Дак что-то вычислял на логарифмической линейке, сидя рядом с Роджем. Родж на большом листе бумаги строил прогнозы по какой-то сложной средневзвешенной формуле, разработанной им самим. Десяток или более гигантских искусственных мозгов, рассеянных но всей Солнечной системе, занимались сегодня вечером тем же самым, но Родж предпочитал свои методы.

Он мне как-то сказал, что ему достаточно пройтись по избирательному округу, чтобы «расколоть» его и прогнозировать результат с точностью до двух процентов.

Я ему верил.

Доктор Капек развалился в кресле, сложив ручки на животе, чем-то похожий на разомлевшего земляного червя. Пенни сновала туда-сюда, поправляя какие-то вещи, стоявшие, по ее мнению, неправильно, и разнося нам напитки. Мне показалось, что она избегает прямо смотреть на меня и на мистера Бонфорта.
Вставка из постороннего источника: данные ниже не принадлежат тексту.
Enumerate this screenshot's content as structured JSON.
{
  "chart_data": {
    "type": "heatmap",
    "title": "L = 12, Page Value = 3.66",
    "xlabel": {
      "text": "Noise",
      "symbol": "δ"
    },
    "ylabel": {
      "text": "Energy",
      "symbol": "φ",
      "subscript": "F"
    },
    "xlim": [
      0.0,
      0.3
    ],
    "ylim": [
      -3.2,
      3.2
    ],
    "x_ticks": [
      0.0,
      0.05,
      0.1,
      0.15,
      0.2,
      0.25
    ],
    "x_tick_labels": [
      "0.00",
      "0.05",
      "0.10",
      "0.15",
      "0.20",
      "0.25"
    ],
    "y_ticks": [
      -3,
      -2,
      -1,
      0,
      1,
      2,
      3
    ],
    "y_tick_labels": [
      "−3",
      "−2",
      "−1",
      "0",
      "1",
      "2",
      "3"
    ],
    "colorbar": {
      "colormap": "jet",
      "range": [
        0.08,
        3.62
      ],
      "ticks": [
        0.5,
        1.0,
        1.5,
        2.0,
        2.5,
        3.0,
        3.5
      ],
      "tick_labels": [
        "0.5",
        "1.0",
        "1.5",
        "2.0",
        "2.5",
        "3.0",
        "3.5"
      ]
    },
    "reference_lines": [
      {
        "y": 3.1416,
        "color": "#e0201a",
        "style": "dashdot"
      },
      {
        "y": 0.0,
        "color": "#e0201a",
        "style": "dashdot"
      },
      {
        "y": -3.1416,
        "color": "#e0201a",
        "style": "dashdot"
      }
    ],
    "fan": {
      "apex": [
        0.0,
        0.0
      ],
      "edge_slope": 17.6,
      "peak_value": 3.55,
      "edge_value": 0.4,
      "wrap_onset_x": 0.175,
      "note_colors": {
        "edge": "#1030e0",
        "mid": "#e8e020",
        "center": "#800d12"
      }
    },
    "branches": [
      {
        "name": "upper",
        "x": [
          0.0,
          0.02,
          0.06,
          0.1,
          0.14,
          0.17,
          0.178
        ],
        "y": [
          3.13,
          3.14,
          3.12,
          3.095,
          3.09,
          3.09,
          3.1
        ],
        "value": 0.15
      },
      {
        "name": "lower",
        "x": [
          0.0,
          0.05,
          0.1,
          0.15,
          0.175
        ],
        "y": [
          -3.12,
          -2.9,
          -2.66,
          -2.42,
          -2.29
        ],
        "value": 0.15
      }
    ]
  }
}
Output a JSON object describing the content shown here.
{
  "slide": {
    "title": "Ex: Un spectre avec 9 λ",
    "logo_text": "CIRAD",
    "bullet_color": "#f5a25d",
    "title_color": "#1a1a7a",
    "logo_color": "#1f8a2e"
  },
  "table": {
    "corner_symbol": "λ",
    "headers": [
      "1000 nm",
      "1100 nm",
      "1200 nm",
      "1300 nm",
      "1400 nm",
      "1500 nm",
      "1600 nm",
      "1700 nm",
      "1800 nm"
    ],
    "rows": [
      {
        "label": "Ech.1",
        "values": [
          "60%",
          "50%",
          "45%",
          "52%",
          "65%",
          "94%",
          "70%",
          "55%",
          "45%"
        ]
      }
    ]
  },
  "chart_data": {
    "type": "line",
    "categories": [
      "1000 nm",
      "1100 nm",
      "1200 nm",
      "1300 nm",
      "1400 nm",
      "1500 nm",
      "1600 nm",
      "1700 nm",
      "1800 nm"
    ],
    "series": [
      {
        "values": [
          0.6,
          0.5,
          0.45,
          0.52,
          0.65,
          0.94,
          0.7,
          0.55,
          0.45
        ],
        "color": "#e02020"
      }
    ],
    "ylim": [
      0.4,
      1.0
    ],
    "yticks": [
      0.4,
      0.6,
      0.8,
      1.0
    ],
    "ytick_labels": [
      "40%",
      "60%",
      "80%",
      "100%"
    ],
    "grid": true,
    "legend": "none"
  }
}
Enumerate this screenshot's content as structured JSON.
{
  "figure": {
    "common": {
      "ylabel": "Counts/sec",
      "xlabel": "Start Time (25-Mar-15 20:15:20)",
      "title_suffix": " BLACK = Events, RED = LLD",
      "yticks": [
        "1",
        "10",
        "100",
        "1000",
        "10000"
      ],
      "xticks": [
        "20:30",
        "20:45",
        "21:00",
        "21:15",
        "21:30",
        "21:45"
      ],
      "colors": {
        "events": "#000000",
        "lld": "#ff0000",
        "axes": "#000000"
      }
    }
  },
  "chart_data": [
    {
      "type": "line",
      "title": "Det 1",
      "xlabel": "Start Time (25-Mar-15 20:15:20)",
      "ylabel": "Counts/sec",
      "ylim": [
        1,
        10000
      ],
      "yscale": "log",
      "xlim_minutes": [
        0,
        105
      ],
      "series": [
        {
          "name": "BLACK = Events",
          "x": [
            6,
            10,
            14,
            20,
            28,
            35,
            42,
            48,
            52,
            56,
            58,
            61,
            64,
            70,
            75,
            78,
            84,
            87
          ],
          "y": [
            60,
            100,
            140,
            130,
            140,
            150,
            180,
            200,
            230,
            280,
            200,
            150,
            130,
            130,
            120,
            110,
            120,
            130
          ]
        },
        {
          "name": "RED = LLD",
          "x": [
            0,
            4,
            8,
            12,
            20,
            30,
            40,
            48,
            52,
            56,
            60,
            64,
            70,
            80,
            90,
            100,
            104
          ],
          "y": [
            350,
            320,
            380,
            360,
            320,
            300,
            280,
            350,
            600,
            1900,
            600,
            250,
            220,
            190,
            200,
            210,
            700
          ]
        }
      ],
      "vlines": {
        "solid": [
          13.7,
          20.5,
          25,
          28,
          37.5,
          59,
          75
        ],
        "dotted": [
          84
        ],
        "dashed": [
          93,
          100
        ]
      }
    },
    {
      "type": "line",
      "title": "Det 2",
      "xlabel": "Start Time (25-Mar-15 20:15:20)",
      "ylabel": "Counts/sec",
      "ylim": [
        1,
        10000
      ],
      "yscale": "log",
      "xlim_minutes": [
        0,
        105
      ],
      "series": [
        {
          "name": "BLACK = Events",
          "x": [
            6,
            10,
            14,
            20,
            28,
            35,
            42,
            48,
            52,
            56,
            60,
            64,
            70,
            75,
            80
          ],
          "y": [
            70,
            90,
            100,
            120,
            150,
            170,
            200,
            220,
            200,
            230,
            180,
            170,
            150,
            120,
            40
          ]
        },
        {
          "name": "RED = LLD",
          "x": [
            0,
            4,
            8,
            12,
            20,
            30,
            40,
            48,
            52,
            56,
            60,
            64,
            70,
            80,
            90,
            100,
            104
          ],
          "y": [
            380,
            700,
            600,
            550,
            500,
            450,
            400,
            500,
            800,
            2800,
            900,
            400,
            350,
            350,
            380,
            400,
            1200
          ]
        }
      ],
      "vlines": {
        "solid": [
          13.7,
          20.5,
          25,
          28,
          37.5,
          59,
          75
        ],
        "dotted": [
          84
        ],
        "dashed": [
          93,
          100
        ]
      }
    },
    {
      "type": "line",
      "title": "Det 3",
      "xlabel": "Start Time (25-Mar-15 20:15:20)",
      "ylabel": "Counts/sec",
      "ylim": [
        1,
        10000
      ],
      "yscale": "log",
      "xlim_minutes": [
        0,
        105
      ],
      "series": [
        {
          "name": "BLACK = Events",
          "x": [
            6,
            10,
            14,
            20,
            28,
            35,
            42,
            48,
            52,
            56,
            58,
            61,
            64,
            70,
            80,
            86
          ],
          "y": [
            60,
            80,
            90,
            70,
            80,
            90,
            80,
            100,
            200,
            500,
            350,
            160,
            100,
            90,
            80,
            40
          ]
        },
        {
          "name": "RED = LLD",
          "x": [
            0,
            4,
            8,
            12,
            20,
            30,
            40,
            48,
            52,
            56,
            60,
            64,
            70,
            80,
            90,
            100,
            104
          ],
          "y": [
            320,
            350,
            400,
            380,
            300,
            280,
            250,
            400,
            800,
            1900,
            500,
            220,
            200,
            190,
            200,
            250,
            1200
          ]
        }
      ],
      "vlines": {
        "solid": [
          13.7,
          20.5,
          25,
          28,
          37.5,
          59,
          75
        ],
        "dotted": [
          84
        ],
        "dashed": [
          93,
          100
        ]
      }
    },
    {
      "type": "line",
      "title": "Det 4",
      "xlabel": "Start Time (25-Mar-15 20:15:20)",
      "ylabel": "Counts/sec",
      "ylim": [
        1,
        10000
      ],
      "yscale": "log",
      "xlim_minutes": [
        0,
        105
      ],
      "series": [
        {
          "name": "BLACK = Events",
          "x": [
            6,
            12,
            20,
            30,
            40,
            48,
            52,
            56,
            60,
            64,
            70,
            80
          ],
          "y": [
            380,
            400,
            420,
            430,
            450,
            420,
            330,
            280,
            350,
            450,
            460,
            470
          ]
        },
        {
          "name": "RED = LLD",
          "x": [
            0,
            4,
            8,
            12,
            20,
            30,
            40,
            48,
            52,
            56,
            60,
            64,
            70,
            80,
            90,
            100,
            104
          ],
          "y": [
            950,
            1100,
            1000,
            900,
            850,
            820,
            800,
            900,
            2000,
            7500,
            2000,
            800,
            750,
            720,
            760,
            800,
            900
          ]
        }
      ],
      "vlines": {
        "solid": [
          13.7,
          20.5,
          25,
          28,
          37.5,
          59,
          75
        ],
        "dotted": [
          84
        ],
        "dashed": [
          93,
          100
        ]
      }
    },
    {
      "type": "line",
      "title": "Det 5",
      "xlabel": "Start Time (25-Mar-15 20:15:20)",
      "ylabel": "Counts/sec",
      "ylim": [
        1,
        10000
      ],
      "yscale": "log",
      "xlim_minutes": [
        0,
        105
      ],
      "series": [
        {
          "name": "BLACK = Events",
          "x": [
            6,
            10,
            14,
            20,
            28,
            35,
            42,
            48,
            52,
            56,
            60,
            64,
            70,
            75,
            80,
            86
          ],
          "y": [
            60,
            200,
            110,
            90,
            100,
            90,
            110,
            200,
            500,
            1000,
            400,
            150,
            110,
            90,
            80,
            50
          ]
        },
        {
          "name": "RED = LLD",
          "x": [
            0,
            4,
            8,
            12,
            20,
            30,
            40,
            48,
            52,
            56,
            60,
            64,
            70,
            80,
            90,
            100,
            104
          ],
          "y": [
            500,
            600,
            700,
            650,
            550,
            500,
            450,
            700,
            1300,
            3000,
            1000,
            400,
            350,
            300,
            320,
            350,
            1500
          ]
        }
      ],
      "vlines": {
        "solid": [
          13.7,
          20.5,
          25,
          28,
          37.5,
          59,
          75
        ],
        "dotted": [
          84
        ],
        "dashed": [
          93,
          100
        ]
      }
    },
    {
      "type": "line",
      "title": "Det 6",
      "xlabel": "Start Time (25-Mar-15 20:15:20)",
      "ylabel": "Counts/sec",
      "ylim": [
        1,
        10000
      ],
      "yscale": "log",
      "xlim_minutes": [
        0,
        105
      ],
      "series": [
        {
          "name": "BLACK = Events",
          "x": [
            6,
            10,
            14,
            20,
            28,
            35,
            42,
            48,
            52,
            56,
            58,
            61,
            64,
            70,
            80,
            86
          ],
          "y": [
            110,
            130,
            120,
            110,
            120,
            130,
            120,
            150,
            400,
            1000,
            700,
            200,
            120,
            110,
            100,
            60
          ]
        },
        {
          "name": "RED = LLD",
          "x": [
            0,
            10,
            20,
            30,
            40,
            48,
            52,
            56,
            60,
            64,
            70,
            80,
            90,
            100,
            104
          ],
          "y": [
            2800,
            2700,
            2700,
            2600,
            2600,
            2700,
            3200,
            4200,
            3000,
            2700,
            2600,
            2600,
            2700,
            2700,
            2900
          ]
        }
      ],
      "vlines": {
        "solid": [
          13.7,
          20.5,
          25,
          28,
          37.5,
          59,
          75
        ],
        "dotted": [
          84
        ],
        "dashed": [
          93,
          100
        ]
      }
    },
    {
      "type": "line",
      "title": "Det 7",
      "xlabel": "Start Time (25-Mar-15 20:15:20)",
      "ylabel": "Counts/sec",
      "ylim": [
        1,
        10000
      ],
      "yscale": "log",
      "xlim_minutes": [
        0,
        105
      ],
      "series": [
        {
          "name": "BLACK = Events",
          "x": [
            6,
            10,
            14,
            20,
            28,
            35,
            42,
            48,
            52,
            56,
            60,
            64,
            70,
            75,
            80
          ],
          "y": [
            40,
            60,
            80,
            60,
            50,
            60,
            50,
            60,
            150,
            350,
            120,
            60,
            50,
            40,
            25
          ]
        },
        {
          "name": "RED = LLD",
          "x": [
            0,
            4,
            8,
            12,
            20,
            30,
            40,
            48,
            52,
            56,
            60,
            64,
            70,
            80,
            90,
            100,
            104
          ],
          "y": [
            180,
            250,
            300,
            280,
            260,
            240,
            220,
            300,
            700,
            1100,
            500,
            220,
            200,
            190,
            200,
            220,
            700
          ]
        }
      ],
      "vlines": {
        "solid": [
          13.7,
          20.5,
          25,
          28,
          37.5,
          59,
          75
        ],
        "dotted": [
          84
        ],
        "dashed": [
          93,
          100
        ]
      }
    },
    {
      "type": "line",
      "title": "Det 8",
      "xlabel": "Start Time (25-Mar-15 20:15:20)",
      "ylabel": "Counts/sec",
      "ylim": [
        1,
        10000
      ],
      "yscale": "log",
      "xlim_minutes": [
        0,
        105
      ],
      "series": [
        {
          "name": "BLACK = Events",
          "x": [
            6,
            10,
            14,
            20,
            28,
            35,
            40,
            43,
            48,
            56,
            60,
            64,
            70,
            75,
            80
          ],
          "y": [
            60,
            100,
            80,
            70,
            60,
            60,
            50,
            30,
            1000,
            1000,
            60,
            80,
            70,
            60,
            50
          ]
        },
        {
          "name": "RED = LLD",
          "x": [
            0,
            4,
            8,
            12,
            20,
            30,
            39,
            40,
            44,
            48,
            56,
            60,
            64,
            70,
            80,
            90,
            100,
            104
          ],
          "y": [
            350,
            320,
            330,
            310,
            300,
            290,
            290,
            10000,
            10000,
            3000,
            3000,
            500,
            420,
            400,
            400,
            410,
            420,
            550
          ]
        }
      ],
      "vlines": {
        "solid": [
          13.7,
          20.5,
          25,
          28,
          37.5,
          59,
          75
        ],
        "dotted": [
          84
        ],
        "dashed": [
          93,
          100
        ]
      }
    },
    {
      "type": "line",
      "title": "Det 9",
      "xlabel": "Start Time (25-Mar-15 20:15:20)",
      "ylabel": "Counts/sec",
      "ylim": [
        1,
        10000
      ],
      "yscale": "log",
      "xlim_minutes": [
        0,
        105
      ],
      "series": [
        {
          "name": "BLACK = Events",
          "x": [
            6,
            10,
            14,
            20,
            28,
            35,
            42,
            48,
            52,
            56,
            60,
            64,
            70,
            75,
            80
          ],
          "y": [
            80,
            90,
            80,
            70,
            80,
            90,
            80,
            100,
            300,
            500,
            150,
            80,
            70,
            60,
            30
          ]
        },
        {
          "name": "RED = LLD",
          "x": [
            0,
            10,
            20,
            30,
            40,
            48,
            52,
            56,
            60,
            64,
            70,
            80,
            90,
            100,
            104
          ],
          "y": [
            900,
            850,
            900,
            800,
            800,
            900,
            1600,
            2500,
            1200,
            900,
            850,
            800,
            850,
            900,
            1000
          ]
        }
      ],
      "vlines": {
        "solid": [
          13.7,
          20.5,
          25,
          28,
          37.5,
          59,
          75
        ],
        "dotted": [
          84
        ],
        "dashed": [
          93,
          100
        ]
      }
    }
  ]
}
Мне до сих пор никогда не приходилось бывать на вечеринках, посвященных окончанию выборов. Эта на обычные сборища ничем не походила. Ее отличал какой-то особый уют, какой-то покой, наступивший после того, как бушующие страсти улеглись. В общем, как именно проголосовали избиратели, казалось даже неважным – мы честно сделали все что могли, мы были окружены друзьями и соратниками, и на какоето время прежние страхи и заботы отошли на задний план, хотя возбуждение и любопытство все еще жили в глубине сердца каждого из нас. Все это напоминало момент, когда торт уже испечен, но его еще предстоит украсить завитушками из крема.

Не помню, проводил ли я когда-нибудь время с большим наслаждением.

Родж поднял глаза, поглядел на меня, но обратился к мистеру Бонфорту:

– Континент выглядит как груда мозаики, не сложившейся в картину. Похоже, что американцы осторожничают, пробуя воду голыми пятками и не решаясь перейти на нашу сторону. Вопрос для них в том – не глубока ли водичка.

– А прогноз вы можете дать, Родж?

– Пока нет. О, у нас явное большинство голосов, но при распределении мест в Великой Ассамблее возможны изменения в ту или иную сторону на десятки кресел. – Он встал. – Прощвырнусь-ка я, пожалуй, в город…

Вообще-то говоря, мне тоже следовало бы появиться где-нибудь в качестве мистера Бонфорта. Лидер партии во время подсчета голосов обязательно должен был показаться хотя бы в штаб-квартире выборной кампании. Но я там за все эти шесть недель ни разу не был, так как там меня могли разоблачить быстрее всего. Тем более не имело смысла рисковать сегодня.